مَّا أَصَابَكَ مِنْ حَسَنَةٍ فَمِنَ اللَّهِ ۖ وَمَا أَصَابَكَ مِن سَيِّئَةٍ فَمِن نَّفْسِكَ ۚ وَأَرْسَلْنَاكَ لِلنَّاسِ رَسُولًا ۚ وَكَفَىٰ بِاللَّهِ شَهِيدًا ﴿٧٩﴾
Kim Rasul'e itaat ederse işte muhakkak ki Allah'a itaat etmiştir ve kim de yüzçevirirse, artık onların üzerine muhafız olarak seni göndermedik. (*80)
مَّن يُطِعِ الرَّسُولَ فَقَدْ أَطَاعَ اللَّهَ ۖ وَمَن تَوَلَّىٰ فَمَا أَرْسَلْنَاكَ عَلَيْهِمْ حَفِيظًا ﴿٨٠﴾
’Boyun eğdik’ derler, ancak ne zaman senin yanından çıksalar, onlardan bir taife, senin o söylediğin şeyden başkasını geceleyin kurarlar.
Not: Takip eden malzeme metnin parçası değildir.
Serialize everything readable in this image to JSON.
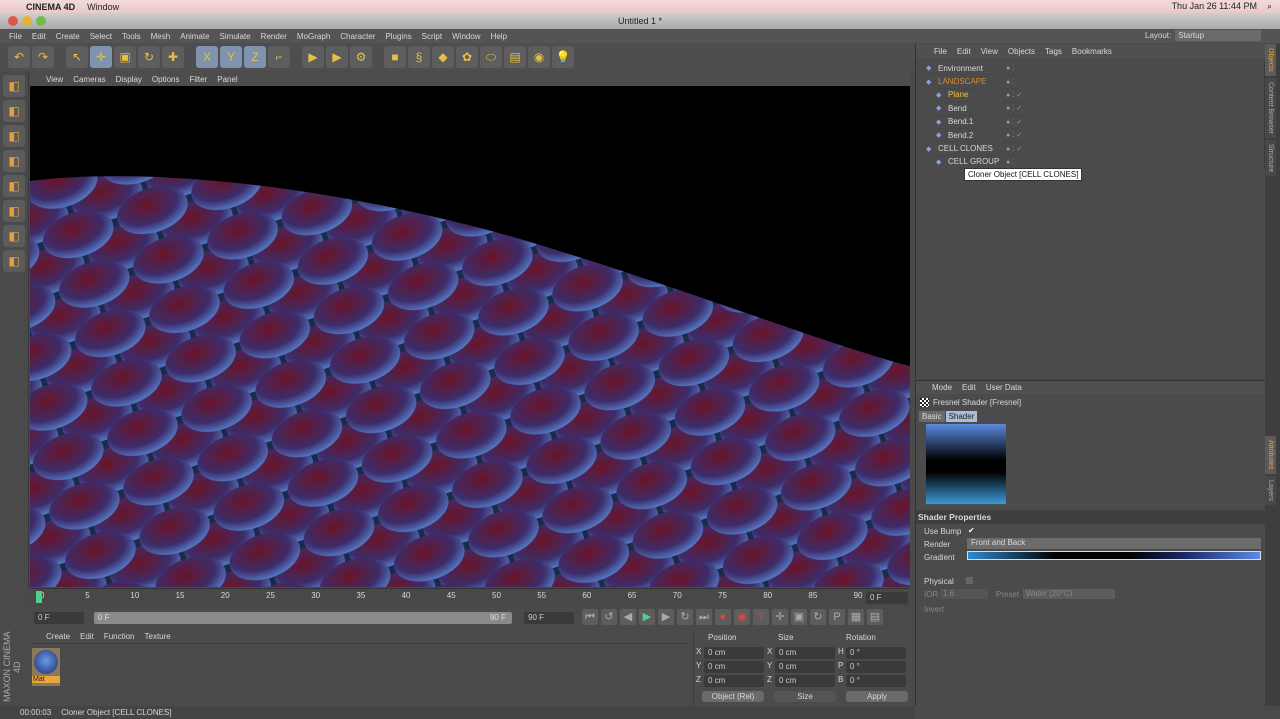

Allah, geceleyin kurdukları şeyleri yazmaktadır, (*81) o halde onlardan yüzçevir (**81) ve Allah’a tevekkül et; Allah vekil olarak yeter. (***81)
وَيَقُولُونَ طَاعَةٌ فَإِذَا بَرَزُوا مِنْ عِندِكَ بَيَّتَ طَائِفَةٌ مِّنْهُمْ غَيْرَ الَّذِي تَقُولُ ۖ وَاللَّهُ يَكْتُبُ مَا يُبَيِّتُونَ ۖ فَأَعْرِضْ عَنْهُمْ وَتَوَكَّلْ عَلَى اللَّهِ ۚ وَكَفَىٰ بِاللَّهِ وَكِيلًا ﴿٨١﴾
Şimdi Kur’an’ı düşünmüyorlar mı, şayet Allah’tan başkası tarafından olsaydı, elbette onda çok ihtilaf bulurlardı. (*82)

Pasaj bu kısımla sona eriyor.